El cantante desgrana su carrera y habla de sus gustos en la vida personal en una charla de EL PAÍS+, exclusiva para suscriptores

Sergio Dalma y Arancha Moreno, en un momento de la charla.

A sus 52 años, Sergio Dalma se siente más atrevido que nunca. Todo lo que se salga de los convencionalismos le apetece, asegura. Es un disfrutón, como confesó ayer que le llamaba un amigo suyo. Lo hizo en un encuentro exclusivo para suscriptores, dentro del programa EL PAÍS +, que tuvo lugar en los Teatros Luchana de Madrid y estuvo presentado por Arancha Moreno, colaboradora musical de EL PAÍS. En un ambiente muy íntimo, con el público muy cerquita del escenario, el cantante se sentía a gusto. Debía estarlo porque al final del encuentro quiso alargar el turno de preguntas para seguir charlando con los asistentes.

Pero volvamos al principio, de la charla y de su carrera. "Cuando venían las orquestas a las fiestas de mi pueblo me quedaba embobado mirándolos. Cómo disfrutaban... Me di cuenta de que era lo que yo quería hacer". Las orquestas fueron su gran aprendizaje. Una época en la que llegó a actuar en el remolque de un tractor, o a actuar como impensables teloneros de Los Ilegales. "Fue por empecinamiento de un promotor, creo, el caso es que el público nos tiró de todo. Claro, nosotros hacíamos pachanga...". En aquella época también le llamaban de Madrid para grabar sintonías publicitarias en catalán.
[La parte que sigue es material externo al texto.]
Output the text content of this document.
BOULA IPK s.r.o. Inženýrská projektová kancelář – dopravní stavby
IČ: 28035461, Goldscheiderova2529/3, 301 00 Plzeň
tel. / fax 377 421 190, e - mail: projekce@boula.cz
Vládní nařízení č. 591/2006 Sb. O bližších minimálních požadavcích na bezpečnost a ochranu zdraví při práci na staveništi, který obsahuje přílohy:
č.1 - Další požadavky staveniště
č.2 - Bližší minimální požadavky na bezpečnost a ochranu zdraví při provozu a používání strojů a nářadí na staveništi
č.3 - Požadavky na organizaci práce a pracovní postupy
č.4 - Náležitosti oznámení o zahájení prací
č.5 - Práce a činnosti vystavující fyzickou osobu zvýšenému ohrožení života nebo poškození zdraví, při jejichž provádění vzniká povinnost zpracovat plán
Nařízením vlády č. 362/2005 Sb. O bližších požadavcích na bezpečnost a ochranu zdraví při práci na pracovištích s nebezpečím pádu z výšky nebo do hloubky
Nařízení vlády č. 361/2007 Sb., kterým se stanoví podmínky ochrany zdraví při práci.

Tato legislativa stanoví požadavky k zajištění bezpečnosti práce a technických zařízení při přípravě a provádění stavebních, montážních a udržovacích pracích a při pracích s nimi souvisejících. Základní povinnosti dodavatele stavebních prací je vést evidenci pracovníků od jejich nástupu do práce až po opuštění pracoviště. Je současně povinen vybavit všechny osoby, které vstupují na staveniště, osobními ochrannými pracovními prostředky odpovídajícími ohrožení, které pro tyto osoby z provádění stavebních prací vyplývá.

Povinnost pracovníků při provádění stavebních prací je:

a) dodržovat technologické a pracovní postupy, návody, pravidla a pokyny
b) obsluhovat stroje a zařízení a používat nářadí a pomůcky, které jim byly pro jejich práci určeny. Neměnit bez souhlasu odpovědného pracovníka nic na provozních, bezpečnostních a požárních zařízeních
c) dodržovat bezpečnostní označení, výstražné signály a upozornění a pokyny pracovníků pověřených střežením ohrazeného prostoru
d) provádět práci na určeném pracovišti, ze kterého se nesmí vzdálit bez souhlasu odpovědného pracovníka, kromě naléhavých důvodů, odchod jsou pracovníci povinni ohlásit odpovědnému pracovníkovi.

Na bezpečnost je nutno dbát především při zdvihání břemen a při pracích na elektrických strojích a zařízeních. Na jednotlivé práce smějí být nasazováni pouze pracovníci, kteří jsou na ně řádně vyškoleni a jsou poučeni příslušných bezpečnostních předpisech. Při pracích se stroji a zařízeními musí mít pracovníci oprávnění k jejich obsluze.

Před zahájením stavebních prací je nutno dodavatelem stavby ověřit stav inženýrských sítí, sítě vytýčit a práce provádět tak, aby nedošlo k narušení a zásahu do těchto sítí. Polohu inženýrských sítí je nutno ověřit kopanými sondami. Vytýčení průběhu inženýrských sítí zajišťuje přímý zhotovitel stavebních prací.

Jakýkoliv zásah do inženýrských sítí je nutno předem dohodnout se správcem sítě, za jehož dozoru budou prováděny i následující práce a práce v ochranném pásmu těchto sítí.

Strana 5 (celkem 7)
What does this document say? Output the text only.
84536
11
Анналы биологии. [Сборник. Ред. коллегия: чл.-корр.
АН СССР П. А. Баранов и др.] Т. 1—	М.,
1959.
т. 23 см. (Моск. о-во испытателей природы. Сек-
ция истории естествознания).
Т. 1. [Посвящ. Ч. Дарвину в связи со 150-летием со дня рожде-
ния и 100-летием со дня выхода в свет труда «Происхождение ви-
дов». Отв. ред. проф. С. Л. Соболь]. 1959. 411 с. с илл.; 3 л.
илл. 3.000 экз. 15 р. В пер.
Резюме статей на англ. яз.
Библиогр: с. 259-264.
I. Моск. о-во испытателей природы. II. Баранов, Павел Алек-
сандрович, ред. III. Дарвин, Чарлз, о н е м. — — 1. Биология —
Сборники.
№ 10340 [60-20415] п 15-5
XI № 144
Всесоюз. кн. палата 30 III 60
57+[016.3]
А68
Después llegó el primer disco, Esa chica es mía, y dos años después, Eurovisión. Con el disco, Sintiéndonos la piel (1991) triplicó las ventas del anterior y llegó su Bailar pegados. "Durante un tiempo tuve miedo de que la gente solo me conociera por esa canción. Por suerte no fue así. Pero lo cierto es que nunca me he cansado de ella, significó mucho". En 2008, con A buena hora, se atrevió a dar el temido paso de convertirse en un "cantante adulto", como él definió. "Tienes dudas de abandonar un público juvenil, pero luego te das cuenta de que lo lógico es que ellos hayan crecido contigo, y te lanzas".

Ahora ha llegado el momento de probar cosas nuevas. Con la gira que le tiene actualmente en la carretera, Dalma tour, ha querido ofrecer un espectáculo diferente, como dividido en bloques. "He querido hacerlo así porque valoro mucho a esa gente que para una entrada por verte, creo que se merecen ver algo diferente". Una manera de evolucionar, defiende, es abrirse a nuevos productores y compositores. Conchita ha compuesto varios temas para él en su último trabajo. Asegura que no quiere morir en el escenario, un titular que dio en alguna que otra entrevista del pasado. "No, no, qué tontería. De aquí a diez años me planteo cambiar el chip e ir retirándome poco a poco. Quiero disfrutar".

Dalma abrió una ventana de su vida privada. Le gusta pasear y adora Madrid, la ciudad en la que vive desde hace 25 años ("ya casi soy un madrileño más"), corría pero una lesión ahora se lo impide, así que se ha decantado por algo de spinning y pilates, aunque en realidad hace deporte para no sentirse culpable después de una comilona y su única petición fija en el camerino es una botella de vino de la zona.

Señala que le gustaría hacer un disco con temas inéditos en catalán o repetir la experiencia de revisar los clásicos italianos. Que siga el disfrutón.